All these perishable goods we often take for granted are made possible by these logistical considerations. Links in the cold chain include the product’s point of origin, the transportation of the product, and, last, the product’s destination. While logistics often vary, this can mean utilizing enormous cold storage warehouses, refrigerated trucks, and keeping products cold where they are being sold. When hoping to produce top-shelf, high-quality cannabis extracts, the cold chain is imperative for conserving terpenes/terpenoids and cannabinoids from the grow/harvest – to the end user.
When high-quality, well-grown cannabis is frozen and appropriately handled through the cold chain, cannabis laboratories can make products unmatched by their more ‘crude’ oil counterparts. Degradation occurs each instance the cold chain is broken. When the cold chain is not adequately adhered to, compounds are not preserved, resulting in SKUs that will not comprise the complexity first realized in the grow from which they came. Cold chain adherence means maintaining below-freezing temps for the cannabinoids and terpenes freezing from beginning to end. Ideally, the biomass will be a few degrees or even far below 32°F. This involves clear communication, cooperation, and mutual agreements amongst multiple parties, typically across numerous licensed cannabis organizations.
A study on preserving cannabinoids detected that simple refrigeration for long-term storage is inadequate.
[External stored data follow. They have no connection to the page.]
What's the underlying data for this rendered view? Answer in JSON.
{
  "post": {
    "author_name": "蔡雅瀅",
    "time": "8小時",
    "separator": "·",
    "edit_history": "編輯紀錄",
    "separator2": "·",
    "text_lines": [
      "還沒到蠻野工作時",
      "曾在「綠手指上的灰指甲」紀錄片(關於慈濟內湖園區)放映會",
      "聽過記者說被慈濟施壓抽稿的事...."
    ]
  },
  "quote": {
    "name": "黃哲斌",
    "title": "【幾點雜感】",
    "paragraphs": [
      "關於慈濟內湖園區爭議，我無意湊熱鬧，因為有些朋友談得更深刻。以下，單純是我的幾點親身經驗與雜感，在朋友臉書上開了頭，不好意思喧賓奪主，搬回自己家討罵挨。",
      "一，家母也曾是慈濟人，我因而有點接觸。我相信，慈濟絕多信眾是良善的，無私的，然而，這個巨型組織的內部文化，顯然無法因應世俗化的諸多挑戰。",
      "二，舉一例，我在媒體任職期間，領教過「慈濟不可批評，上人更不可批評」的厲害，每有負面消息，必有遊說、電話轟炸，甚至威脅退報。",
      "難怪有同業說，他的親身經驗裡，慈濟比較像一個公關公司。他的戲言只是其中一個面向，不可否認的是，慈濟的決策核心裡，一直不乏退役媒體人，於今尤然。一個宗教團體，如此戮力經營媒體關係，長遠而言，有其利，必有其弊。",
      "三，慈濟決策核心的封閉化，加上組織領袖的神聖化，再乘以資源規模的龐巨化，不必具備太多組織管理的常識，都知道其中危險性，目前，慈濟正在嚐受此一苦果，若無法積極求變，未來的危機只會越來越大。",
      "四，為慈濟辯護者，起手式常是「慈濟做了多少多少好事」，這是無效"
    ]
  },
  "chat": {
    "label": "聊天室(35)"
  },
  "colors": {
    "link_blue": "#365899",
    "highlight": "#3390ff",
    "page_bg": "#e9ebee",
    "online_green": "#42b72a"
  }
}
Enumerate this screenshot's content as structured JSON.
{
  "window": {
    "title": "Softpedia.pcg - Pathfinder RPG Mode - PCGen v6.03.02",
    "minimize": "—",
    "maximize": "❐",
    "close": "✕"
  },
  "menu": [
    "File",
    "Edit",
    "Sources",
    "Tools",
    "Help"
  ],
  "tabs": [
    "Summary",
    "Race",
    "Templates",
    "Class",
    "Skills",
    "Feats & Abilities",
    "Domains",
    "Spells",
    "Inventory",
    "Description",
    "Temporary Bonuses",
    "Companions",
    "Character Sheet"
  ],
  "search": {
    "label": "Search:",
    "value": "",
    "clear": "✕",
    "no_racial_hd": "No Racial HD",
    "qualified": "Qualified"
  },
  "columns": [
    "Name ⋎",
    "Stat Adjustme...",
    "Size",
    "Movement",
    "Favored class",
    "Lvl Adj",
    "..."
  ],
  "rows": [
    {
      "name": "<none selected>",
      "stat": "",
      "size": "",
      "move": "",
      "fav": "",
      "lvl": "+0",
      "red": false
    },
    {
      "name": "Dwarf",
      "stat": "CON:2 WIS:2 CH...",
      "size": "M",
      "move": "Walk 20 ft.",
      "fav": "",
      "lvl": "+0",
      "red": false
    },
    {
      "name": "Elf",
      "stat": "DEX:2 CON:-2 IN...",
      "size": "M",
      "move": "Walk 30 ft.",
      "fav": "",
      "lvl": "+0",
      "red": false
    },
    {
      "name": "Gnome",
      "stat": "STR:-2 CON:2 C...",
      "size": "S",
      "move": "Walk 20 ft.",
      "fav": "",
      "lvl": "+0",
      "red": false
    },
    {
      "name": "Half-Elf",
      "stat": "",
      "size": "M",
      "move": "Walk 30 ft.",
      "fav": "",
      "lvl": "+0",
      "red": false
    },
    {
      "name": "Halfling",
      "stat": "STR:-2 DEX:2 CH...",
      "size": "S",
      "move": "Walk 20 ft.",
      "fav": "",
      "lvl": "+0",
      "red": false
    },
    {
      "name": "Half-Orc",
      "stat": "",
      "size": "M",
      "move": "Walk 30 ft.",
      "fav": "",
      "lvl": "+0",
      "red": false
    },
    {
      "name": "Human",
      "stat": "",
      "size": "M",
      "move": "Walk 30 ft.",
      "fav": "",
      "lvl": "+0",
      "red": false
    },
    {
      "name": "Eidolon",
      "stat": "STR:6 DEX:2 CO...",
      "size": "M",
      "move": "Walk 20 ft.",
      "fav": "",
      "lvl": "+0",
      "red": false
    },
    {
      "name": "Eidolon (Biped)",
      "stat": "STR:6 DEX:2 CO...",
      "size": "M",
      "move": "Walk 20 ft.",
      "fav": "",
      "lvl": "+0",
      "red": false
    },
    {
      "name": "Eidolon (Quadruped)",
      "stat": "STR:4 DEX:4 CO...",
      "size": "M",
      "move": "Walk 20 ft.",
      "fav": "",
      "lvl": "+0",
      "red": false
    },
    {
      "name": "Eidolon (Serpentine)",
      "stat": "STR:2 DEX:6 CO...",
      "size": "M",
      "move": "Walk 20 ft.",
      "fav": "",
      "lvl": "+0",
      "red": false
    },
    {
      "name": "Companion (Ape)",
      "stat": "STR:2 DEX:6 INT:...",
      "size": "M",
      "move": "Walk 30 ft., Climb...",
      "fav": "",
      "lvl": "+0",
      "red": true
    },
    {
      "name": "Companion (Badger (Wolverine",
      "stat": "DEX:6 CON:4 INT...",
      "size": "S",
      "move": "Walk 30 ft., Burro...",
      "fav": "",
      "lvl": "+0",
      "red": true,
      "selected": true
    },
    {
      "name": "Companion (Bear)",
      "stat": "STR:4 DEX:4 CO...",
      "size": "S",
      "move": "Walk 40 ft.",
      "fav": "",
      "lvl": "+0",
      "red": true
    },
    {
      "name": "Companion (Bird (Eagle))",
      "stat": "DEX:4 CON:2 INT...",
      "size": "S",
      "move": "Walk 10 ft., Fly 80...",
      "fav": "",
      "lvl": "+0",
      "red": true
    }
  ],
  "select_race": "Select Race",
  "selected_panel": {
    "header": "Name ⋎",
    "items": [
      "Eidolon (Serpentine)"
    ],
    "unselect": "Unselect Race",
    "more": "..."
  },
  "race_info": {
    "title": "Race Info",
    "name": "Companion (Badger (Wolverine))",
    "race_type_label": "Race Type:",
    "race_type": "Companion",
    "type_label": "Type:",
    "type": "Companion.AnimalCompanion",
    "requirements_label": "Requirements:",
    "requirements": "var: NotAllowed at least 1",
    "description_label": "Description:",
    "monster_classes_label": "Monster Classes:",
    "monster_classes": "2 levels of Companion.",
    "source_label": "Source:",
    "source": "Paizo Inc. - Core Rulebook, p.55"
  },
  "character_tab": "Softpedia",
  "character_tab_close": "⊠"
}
This research was conducted over four years to determine the degradation of THC and CBN in different environments.
Conditions Considered
- Full light exposure at room temp
- Complete darkness at room temp
- Complete darkness at 39.2° F (4°C)
- List Complete darkness at -4°F (-20°C)
The research concluded that light, temperature, and oxygen can cause damage to cannabinoids, as many had witnessed anecdotally. However, the study described almost complete conservation of both THC and CBN while being stored for four years under scenario 4 conditions. Another study from 2015 revealed acidic cannabinoids (THCA, CBDA, CBGA, etc.) which were not decarboxylated can begin to degrade at room temperature in less than 24 hours.
Volatile terpenes are sensitive and the easiest to degrade once cannabis plants are harvested. Processors are concerned most with the amount of mono- and sesquiterpenes that are volatilized at room temperature or at any point above 0ºC. Therefore, efforts are continually being made to preserve terpenes for flower, often sealed and stored at room temperature (sometimes even nitrogen-gas sealed containers). Ensuring the flower remains frozen through extraction all the way to a freezer in the dispensary is critical to maintain and preserve these valuable compounds.
Having the complete cold chain in place helps preserve material to give laboratories the ability to make top shelf, premium, smokeable hashes.